Evidence from this study suggests that SARS-COV-2 is a potential trigger of GBS, which not only manifests in patients with severe but also those with mild or absent prior COVID-19 symptoms. Although GBS is typically regarded as a post-infectious neurological disorder, a large number of COVID-19 patients present with an atypical para-infectious profile, and the majority of cases, including those with a post-infectious profile, have a short time latency between the onset of COVID-19 and GBS symptoms.

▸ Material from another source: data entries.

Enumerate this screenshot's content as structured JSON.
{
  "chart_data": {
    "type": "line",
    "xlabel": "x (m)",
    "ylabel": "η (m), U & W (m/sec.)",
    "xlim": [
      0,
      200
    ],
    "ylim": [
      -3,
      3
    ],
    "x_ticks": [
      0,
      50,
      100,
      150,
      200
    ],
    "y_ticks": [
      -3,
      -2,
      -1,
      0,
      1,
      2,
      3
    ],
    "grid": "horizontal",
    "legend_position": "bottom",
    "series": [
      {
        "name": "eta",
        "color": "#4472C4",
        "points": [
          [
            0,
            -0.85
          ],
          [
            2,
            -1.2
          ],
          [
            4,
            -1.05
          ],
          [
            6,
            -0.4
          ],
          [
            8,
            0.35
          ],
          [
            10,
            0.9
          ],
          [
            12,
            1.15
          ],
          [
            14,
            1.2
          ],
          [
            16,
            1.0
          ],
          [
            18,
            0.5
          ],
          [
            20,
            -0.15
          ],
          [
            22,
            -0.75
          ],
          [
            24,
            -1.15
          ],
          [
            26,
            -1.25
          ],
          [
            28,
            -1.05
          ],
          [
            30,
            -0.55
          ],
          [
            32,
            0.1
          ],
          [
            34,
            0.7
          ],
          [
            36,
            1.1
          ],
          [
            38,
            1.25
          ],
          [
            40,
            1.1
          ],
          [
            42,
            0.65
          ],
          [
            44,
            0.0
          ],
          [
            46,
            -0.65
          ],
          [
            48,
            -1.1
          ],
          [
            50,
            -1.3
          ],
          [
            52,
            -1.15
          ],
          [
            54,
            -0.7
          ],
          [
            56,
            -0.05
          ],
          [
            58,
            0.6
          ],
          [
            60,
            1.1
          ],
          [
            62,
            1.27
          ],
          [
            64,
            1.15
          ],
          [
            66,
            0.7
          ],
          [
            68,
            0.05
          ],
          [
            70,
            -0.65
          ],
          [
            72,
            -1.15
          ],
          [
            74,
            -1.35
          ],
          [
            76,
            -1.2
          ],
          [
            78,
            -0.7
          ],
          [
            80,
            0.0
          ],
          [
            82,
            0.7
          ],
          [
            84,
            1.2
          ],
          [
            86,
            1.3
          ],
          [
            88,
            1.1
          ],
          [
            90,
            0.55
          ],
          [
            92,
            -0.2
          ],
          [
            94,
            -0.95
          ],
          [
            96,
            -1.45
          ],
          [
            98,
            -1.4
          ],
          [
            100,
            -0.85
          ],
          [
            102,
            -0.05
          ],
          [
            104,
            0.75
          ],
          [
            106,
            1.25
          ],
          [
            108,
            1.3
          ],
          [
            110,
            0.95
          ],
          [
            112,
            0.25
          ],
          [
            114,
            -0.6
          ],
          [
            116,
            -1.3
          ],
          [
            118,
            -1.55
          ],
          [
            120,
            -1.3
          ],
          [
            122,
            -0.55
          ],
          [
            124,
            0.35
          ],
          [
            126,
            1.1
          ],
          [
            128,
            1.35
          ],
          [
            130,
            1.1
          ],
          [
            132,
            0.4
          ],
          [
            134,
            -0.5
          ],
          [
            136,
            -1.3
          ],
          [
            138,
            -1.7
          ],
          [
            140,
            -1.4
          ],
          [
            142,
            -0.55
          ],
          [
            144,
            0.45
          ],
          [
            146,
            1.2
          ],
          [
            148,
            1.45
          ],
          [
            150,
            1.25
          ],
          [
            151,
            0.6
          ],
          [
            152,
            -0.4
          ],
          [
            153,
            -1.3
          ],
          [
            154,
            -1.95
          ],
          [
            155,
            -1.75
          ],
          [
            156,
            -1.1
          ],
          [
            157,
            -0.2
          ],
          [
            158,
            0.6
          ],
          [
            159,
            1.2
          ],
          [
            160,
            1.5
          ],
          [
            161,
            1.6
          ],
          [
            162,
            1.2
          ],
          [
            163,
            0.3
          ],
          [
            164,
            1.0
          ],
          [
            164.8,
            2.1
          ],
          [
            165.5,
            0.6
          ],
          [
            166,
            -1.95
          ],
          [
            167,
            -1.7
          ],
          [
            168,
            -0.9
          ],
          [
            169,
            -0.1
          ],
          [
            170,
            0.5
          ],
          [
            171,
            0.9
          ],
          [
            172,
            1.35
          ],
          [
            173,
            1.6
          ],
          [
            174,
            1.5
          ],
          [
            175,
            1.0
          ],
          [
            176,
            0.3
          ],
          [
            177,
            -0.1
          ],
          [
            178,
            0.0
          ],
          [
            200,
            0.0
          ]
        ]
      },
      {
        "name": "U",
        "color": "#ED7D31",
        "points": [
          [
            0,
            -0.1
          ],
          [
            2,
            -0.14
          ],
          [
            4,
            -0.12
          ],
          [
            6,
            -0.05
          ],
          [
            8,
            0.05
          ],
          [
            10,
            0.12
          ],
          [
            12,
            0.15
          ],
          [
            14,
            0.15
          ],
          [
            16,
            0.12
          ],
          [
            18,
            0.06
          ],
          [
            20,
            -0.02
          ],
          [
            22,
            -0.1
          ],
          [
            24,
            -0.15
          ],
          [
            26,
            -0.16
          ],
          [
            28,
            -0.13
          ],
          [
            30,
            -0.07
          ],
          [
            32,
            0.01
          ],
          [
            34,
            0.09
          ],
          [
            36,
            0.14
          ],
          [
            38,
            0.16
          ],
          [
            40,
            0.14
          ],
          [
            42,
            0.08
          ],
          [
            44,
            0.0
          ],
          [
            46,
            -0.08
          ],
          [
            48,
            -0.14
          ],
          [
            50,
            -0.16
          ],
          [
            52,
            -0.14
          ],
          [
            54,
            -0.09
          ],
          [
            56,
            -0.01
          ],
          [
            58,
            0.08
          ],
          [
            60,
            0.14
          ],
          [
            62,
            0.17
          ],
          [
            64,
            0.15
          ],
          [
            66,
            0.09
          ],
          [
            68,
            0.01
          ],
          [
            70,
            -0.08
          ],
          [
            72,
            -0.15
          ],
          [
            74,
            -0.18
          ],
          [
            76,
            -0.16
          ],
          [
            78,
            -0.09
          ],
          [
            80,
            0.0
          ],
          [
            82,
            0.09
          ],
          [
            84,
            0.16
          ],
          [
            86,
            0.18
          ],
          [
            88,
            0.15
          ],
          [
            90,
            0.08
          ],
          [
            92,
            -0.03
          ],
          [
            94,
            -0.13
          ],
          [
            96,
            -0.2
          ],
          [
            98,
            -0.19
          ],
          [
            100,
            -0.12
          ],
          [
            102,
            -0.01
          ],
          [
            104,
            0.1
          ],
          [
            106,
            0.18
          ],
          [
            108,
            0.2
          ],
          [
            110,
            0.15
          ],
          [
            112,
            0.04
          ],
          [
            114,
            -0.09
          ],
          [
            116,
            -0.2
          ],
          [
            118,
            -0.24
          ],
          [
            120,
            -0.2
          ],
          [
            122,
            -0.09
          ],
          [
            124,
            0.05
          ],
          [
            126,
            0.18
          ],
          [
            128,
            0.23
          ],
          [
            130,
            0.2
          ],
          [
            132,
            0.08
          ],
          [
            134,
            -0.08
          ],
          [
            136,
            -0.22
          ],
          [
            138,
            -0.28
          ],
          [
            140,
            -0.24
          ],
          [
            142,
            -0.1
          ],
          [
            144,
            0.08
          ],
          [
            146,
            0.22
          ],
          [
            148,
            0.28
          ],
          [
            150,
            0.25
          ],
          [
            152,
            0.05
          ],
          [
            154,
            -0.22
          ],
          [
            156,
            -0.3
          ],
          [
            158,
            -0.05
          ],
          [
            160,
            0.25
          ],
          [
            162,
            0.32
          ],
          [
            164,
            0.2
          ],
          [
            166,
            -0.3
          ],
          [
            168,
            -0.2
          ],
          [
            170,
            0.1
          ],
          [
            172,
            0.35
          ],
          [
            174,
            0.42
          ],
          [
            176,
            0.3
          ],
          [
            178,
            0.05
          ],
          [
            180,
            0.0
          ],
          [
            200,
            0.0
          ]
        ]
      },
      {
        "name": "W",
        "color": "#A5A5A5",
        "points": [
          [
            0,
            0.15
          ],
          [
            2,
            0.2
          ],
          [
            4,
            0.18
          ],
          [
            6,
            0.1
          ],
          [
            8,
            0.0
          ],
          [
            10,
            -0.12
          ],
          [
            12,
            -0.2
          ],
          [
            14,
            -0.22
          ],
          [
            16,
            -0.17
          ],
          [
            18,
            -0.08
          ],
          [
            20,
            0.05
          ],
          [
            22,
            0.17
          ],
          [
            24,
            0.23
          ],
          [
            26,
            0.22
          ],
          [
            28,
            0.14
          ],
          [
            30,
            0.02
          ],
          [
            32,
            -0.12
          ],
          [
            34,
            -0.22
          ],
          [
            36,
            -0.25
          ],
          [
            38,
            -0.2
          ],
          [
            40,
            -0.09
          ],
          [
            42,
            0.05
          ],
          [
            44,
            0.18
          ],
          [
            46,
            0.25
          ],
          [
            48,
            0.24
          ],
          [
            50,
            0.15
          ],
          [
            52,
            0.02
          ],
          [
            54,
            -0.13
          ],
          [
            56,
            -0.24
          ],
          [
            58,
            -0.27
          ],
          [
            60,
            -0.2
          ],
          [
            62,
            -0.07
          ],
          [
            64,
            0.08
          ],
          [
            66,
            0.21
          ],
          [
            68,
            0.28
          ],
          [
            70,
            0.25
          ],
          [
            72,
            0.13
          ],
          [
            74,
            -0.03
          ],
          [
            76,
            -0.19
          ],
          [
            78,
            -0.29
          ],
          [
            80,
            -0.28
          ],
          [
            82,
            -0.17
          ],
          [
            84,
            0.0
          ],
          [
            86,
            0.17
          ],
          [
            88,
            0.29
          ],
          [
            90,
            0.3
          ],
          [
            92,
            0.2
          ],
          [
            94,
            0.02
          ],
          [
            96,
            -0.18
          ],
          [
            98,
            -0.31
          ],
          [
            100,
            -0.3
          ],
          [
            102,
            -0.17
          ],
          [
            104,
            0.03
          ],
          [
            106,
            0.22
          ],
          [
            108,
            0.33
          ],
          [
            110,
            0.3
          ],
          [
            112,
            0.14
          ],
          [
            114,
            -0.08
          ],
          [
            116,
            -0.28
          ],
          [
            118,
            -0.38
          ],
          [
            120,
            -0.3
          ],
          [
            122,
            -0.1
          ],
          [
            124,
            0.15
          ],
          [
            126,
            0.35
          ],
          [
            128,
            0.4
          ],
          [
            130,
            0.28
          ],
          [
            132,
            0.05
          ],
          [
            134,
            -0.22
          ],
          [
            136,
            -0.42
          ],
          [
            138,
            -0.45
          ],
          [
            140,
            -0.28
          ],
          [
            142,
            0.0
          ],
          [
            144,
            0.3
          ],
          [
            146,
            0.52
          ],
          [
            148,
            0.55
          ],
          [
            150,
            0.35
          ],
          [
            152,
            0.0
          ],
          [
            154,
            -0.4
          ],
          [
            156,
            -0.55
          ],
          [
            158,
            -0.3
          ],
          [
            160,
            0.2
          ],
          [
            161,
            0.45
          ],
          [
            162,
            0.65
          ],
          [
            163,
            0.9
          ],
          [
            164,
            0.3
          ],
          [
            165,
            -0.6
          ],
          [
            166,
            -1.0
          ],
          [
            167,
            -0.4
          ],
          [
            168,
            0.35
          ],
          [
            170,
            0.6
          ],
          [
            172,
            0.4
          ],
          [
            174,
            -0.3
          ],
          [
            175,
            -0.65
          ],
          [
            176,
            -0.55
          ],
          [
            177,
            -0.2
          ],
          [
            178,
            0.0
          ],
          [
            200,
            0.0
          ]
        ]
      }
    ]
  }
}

This short time interval increases the likelihood for symptomatic overlap between para-infectious manifestations and a COVID-19-GBS, which not only complicates treatment but could also result in a poor prognosis characterized by severe autonomic dysfunction in the form of respiratory failure, heart failure, gastroplegia, multiple organ failure, and other signs of severe neuromuscular weakness or paralysis. These severe symptoms increase the odds for admission into the intensive care unit, need for mechanical ventilation, extended recovery period, higher mortality rate, and permanent disability. Thus, given the high infectibility rates of the novel SARS-COV-2, COVID-19-associated GBS should be a major public health concern. GBS symptoms can progress very rapidly, and in our study, the two fatalities occurred within 12 to 24 h mainly caused respiratory failure and multi-organ failure. Paying particular attention to potential signs of GBS among COVID-19 patients and intervening at an early stage may improve treatment outcomes and minimize on morbidity, disease burden, and fatalities. Our findings suggest that inclusion of neurological assessment in the COVID-19 diagnostic process for timely identification and effective symptom management may yield better treatment outcomes. Although the exact relationship between the novel COVID-19 and comorbid GBS remains incompletely defined, systematic follow-up of the patients could aid in the quick identification of relapse cases, given that some patients continue to test positive for SARS-CoV-2 after a prolonged period of time.